A mixing device for a gas burner with a housing and a Venturi device which is positioned in the housing is known from DE 296 17 621 U1. The housing of the mixing device which is disclosed there has a combustion air inlet, a gas inlet and an outlet for the mixture of gas and combustion air. The Venturi device which is positioned in the housing is constructed as a Venturi nozzle and serves for the mixing of the combustion air and the gas.
A Venturi device, designed as a Venturi nozzle, for a mixing device of a gas burner, which is positioned in a housing of a mixing device and formed from an inlet funnel and a discharge funnel, is known from DE 197 43 464 C1, wherein the Venturi device, specifically the inlet funnel and the discharge funnel of the Venturi device, is contoured to form a contraction section, a mixing section and a diffuser section, and in such a way that the combustion air, issuing from the combustion air inlet, can be fed to the mixing section via the contraction section which narrows in the direction of the mixing section, and that the mixture of gas and combustion air, issuing from the mixing section, can be fed to the outlet via the widening diffuser section. In the mixing section, an inlet-side section of the discharge funnel overlaps a discharge-side section of the inlet funnel, forming an annular gap or an annular gap-like nozzle, via which the gas can be admixed with the combustion air.
For further clarification of the mixing devices of a gas burner, which are known from the prior art, reference may be made to FIG. 1 which shows a schematized cross section of a mixing device 10′ which is known from the prior art. The mixing device 10′ according to FIG. 1 comprises a housing 11′, inside which a Venturi device 12′ is positioned. The housing 11′ of the mixing device 10′ has a combustion air inlet 13′ for combustion air V, a gas inlet 14′ for gas G and also an outlet 15′ for the mixture M of gas and combustion air. The Venturi device 12′, which is positioned in the housing 11′, also has the combustion air inlet 13′ and also the outlet 15′ for the mixture M of gas and combustion air, wherein the gas G, which enters the housing 11′ via the gas inlet 14′, flows radially outward around the Venturi device 12′ and, via an annular gap 16′ which is formed between an inlet funnel 17′ and a discharge funnel 18′ of the Venturi device 12′, can be admixed with or added to the combustion air V. The Venturi device 12′, which includes the inlet funnel 17′ and the discharge funnel 18′, forming a contraction section 19′, a mixing section 20′ and a diffuser section 21′, is contoured in such a way that the combustion air V, issuing from the combustion air inlet 13′ of the housing 10′ or of the Venturi device 12′, can be fed to the mixing section 20′ via the contraction section 19′ which narrows in the direction of the mixing section 20′. The mixture M of gas and combustion air, issuing from the mixing section 20′, can be fed to the outlet 15′ via the diffuser section 21′, which widens in the direction of the outlet 15′. The annular gap 16′ is located in the mixing section 20′. The annular gap 16′ has a cross section which results from a diameter difference between the outside diameter of a discharge-side end of the inlet funnel 17′ and the inside diameter of an inlet-side end of the discharge funnel 18′ in the mixing section 20′. The outside diameter of the annular gap 16′ thus corresponds to the inside diameter of the inlet-side end of the discharge funnel 18′ and therefore to the diameter of the mixing section 20′.

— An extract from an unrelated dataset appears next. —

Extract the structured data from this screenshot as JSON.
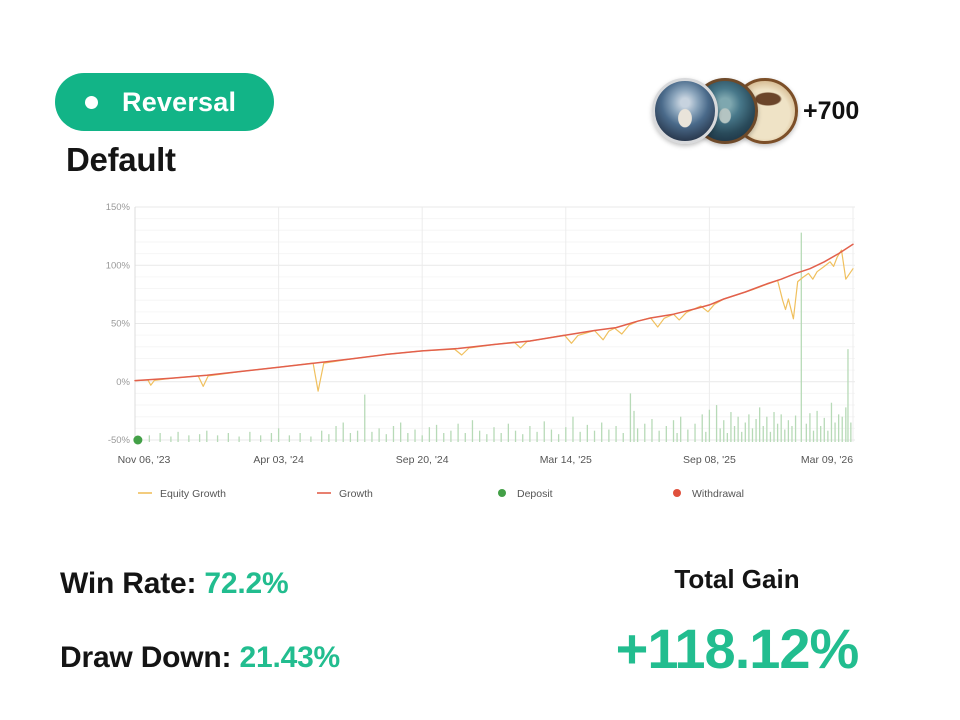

A fan or a blower is typically associated with the outlet 15′ or with the combustion air inlet 13′ of such a mixing device of a gas burner, wherein a speed of the fan or of the blower determines the quantity or the volumetric flow of the mixture of gas and combustion air which is fed to the gas burner. The ratio of gas and combustion air in the combustion air/gas mixture is meant to be relatively constant and is primarily determined by a ratio of the cross section of the inlet funnel 17′ in the mixing section 20′ of the Venturi device 12′ and the cross section of the annular gap 17′ which is formed between the inlet funnel 17′ and the discharge funnel 18′ of the Venturi device 12′. Regardless of the speed of the fan, the ratio of gas and combustion air in the combustion air/gas mixture is supposed to be constant, wherein with increasingly or reducing speed of the fan, undesirable deviations in the ratio of gas and combustion air develop on account of inaccuracies with respect to control engineering. In the case of known mixing devices, the speed of a fan which interacts with the mixing device can be reduced only to a certain extent while maintaining the desired ratio of gas and combustion air. This ultimately results in a realizable modulation range of between 1 and 5, in which a high modulation quality, specifically a desired ratio of gas and combustion air in the combustion air/gas mixture, can be provided. A modulation of 1 corresponds to a full load speed of the fan and a modulation of 5 corresponds to 20% of the full load speed of the fan. With mixing devices which are known from the prior art, the speed of the fan which interacts with the mixing device can therefore be reduced only to 20% of the full load speed of the fan while maintaining the desired ratio of gas and combustion air.